With that in mind, last week, WHO’s Regional Office for Europe released a “nutrient profile model” that it recommends as the model for how countries go about deciding what foods should be locked out of advertising to children. Such a model is currently only used in a handful of countries, including Norway, the U.K. and Denmark, but WHO is hoping that with its nudging more countries will imitate these policies.
The exhaustive model breaks foods into 17 different groups, ranging from processed fruits and vegetables to cheese. Each category is evaluated on its nutritional content per 100g of food. Foods that exceed thresholds for sugar, fat, salt or calories would be barred from any marketing that would increase the food’s appeal to children. For example, a cheese would fall under the ban if it contains at least 20g of fat or 1.3g of salt per 100g.
If adopted, the model would totally prohibit all advertisements for chocolate, candy, cake, sugary soda, ice cream and fruit juice. The only foods subject to no restrictions whatsoever are meats fresh fruits, poultry and vegetables.
While that level of suppression may strike some as a heavy dose of statism, especially when pushed by a transnational organization, WHO argues that it’s long overdue.

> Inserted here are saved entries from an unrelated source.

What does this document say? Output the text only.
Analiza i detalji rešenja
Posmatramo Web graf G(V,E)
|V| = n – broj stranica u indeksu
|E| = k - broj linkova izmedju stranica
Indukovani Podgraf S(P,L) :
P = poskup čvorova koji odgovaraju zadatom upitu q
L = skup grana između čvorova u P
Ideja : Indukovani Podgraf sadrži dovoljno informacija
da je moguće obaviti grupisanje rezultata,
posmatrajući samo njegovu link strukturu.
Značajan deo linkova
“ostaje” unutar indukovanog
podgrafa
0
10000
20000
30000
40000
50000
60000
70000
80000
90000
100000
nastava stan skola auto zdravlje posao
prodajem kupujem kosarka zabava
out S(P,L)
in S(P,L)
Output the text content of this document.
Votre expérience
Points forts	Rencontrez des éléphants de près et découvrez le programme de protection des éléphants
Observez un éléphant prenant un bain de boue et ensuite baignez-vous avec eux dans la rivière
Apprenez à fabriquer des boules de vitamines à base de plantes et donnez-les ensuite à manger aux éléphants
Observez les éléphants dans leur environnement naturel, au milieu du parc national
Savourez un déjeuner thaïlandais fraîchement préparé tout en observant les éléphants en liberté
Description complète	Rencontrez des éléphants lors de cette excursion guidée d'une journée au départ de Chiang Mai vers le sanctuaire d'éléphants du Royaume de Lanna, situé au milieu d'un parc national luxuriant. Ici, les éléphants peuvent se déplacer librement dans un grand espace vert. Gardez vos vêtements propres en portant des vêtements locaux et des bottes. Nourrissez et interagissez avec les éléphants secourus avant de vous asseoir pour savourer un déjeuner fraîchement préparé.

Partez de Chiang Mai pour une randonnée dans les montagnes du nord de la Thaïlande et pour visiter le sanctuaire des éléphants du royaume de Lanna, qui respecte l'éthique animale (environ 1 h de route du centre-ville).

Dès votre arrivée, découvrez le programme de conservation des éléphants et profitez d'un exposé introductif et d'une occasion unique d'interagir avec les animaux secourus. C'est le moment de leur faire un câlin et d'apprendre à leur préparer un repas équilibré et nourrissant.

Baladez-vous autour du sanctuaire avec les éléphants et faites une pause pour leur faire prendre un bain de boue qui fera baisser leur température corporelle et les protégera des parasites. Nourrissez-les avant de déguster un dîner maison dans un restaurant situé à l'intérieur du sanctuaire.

“Given the current epidemic of childhood obesity across Europe, there is no justification for marketing products that have little nutritional value and contribute to unhealthy diets,” WHO official Dr. Gauden Galea said in the organization’s statement. “The tool that we are offering to countries to adapt and use would protect children from the harmful effects of marketing of foods high in energy, saturated fats, trans fatty acids, free sugars and salt.”